ELLISON RESIDENCE
Lundberg Design


This project was an extensive remodeling of a 1961 William Wurster house in San Francisco, for which the client requested a show-stopper pied à terre for city life and entertaining.



  The exterior was re-clad in a combination of glass wall and crystallized glass tile with stainless steel elements.

The vertical element on the front facade is composed of the exposed legs and optic fiber core of a stainless steel cruciform column. The optic fiber provides a stripe of colored light on both exterior and interior sides of the wall.

  The rough-hewn limestone garden wall provides textural contrast.

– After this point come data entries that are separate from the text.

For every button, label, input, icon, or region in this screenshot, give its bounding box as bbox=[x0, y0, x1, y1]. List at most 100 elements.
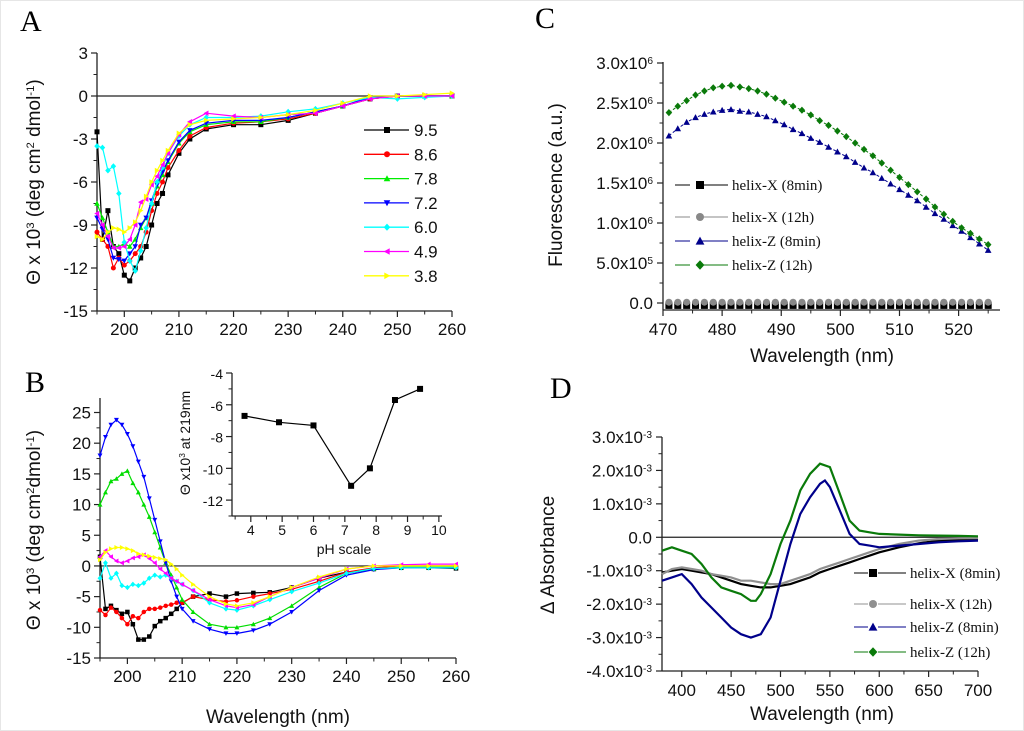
data-point bbox=[745, 85, 753, 93]
data-point bbox=[143, 215, 149, 221]
legend-item[interactable]: 6.0 bbox=[364, 218, 438, 237]
data-point bbox=[103, 606, 108, 612]
data-point bbox=[453, 565, 459, 571]
y-tick-label: -10 bbox=[66, 618, 91, 637]
y-tick-label: -5 bbox=[76, 588, 91, 607]
legend-item[interactable]: helix-Z (12h) bbox=[854, 645, 990, 661]
data-point bbox=[851, 139, 859, 147]
data-point bbox=[158, 556, 163, 562]
data-point bbox=[119, 471, 125, 476]
y-tick-label: -1.0x10-3 bbox=[586, 562, 652, 581]
data-point bbox=[143, 224, 149, 231]
tick-mantissa: -3.0x10 bbox=[586, 629, 643, 648]
data-point bbox=[422, 91, 428, 98]
x-axis-title: Wavelength (nm) bbox=[750, 704, 894, 725]
legend-item[interactable]: helix-X (8min) bbox=[675, 178, 822, 194]
x-tick-label: 500 bbox=[826, 320, 854, 339]
data-point bbox=[833, 298, 841, 306]
data-point bbox=[190, 588, 196, 593]
legend-item[interactable]: 9.5 bbox=[364, 121, 438, 140]
y-tick-label: 3.0x10-3 bbox=[592, 428, 652, 447]
legend-item[interactable]: helix-X (12h) bbox=[854, 597, 992, 613]
tick-mantissa: 0.0 bbox=[629, 294, 653, 313]
legend-item[interactable]: helix-X (8min) bbox=[854, 566, 1000, 582]
data-point bbox=[190, 594, 196, 599]
data-point bbox=[179, 581, 185, 587]
data-point bbox=[207, 591, 212, 596]
legend-item[interactable]: helix-Z (8min) bbox=[675, 234, 821, 250]
data-point bbox=[124, 468, 130, 473]
data-point bbox=[141, 502, 147, 507]
x-tick-label: 210 bbox=[168, 667, 196, 686]
y-tick-label: 5.0x105 bbox=[596, 254, 653, 273]
data-point bbox=[119, 545, 125, 550]
legend-item[interactable]: helix-Z (12h) bbox=[675, 258, 812, 274]
legend-item[interactable]: 7.8 bbox=[364, 170, 438, 189]
data-point bbox=[124, 584, 130, 591]
data-point bbox=[727, 106, 735, 113]
data-point bbox=[316, 584, 322, 590]
data-point bbox=[234, 591, 240, 596]
data-point bbox=[896, 173, 903, 181]
data-point bbox=[168, 575, 174, 581]
data-point bbox=[727, 298, 735, 306]
data-point bbox=[124, 558, 130, 564]
data-point bbox=[127, 225, 133, 231]
data-point bbox=[207, 594, 213, 600]
data-point bbox=[887, 180, 894, 187]
data-point bbox=[878, 174, 886, 181]
data-point bbox=[157, 618, 163, 624]
data-point bbox=[174, 566, 180, 572]
data-point bbox=[132, 244, 138, 250]
legend-item[interactable]: helix-X (12h) bbox=[675, 210, 814, 226]
data-point bbox=[251, 600, 256, 606]
label-text: Θ x10 bbox=[177, 458, 193, 496]
data-point bbox=[949, 298, 957, 306]
data-point bbox=[165, 165, 171, 171]
legend-marker bbox=[383, 200, 391, 207]
legend-item[interactable]: helix-Z (8min) bbox=[854, 620, 999, 636]
data-point bbox=[701, 87, 708, 95]
data-point bbox=[137, 222, 144, 228]
data-point bbox=[931, 298, 939, 306]
data-point bbox=[191, 581, 196, 587]
data-point bbox=[674, 298, 682, 306]
legend-item[interactable]: 8.6 bbox=[364, 145, 438, 164]
data-point bbox=[160, 190, 166, 196]
data-point bbox=[187, 133, 193, 139]
data-point bbox=[313, 107, 319, 114]
tick-mantissa: 5.0x10 bbox=[596, 254, 647, 273]
data-point bbox=[851, 158, 859, 165]
data-point bbox=[860, 145, 868, 153]
data-point bbox=[130, 480, 136, 486]
data-point bbox=[105, 229, 111, 235]
x-tick-label: 4 bbox=[247, 522, 255, 538]
data-point bbox=[905, 191, 912, 198]
data-point bbox=[931, 210, 939, 217]
legend-item[interactable]: 4.9 bbox=[364, 243, 438, 262]
data-point bbox=[108, 605, 114, 610]
x-tick-label: 650 bbox=[914, 681, 942, 700]
legend-marker bbox=[383, 223, 391, 231]
y-tick-label: -15 bbox=[66, 649, 91, 668]
data-point bbox=[878, 159, 886, 167]
data-point bbox=[94, 129, 100, 135]
data-point bbox=[94, 200, 100, 206]
legend-label: 3.8 bbox=[414, 267, 438, 286]
y-tick-label: 2.5x106 bbox=[596, 94, 653, 113]
label-text: ) bbox=[24, 79, 45, 85]
data-point bbox=[114, 545, 119, 550]
x-tick-label: 250 bbox=[387, 667, 415, 686]
legend-marker bbox=[696, 181, 704, 189]
data-point bbox=[94, 210, 100, 217]
data-point bbox=[398, 565, 404, 571]
data-point bbox=[763, 90, 770, 98]
data-point bbox=[391, 397, 398, 404]
data-point bbox=[174, 606, 179, 612]
data-point bbox=[816, 138, 823, 145]
legend-item[interactable]: 3.8 bbox=[364, 267, 438, 286]
data-point bbox=[922, 195, 930, 203]
data-point bbox=[152, 529, 158, 535]
legend-item[interactable]: 7.2 bbox=[364, 194, 438, 213]
legend-marker bbox=[383, 175, 391, 182]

The recessed front gate extends a figurative welcome when electronic unlocking triggers a clearing of its electrostatic glass.

The hole in the garden wall accommodates a pivot on which a stainless steel beam is supported. That beam is supported on the other end by a cable suspended from an overhead beam.

  A 10,000 pound boulder in the entry court rests on the pivoting beam and swings gently when nudged.

Water runs down the cable to a bowl carved into the boulder, and overflows into a fluid recreation of the boulder bottom, which was amputated to serve as a cast for the recessed bronze reservoir.

A glass trellis was provided for regrowth of the existing wisteria plant.

  The original courtyard walls—obscured glass in a rectangular grid—were replaced with dynamic clear glass forms that extend light and access to a stunning bay view deep into the house.

The main courtyard is paved in a checkerboard of river rock, baby's tears, and stone.

  A cast-glass wall straddles the knife-edge of an infinity pool in the main courtyard.

Cast glass was also stacked in a frame for a pivot door at the front entry.

Frames by Lundberg Design. Glass by John Lewis Glass.

  The checkerboard steps down the steep slope of the main courtyard.

Fledgling bamboo trees will grow into a pleasing screen in front of the neighbor's wall.

   

  Careful detailing and construction ensure that custom fabrications are as weather-tight as they are beautiful.

   

   

  The straight-forward framed-glass of the original rear wall was replaced with a syncopated rhythm of glass articulated by a fiber-optic-lit cruciform column, steel windows and french doors, and a stainless steel panel that angles over the entire four-floor height of the wall.

  The colored light at the core of the cruciform column is transmitted through the glass to both exterior and interior.

  The structural column at the corner was removed to maximize the view toward the Golden Gate Bridge.

  The James Bond touch that the photographer missed:
The lowest level of the house has a small terrace stepping down to a steeply-sloped rear yard. The stone-paved lower landing retracts under the stairs to reveal a hinoki-lined hot tub.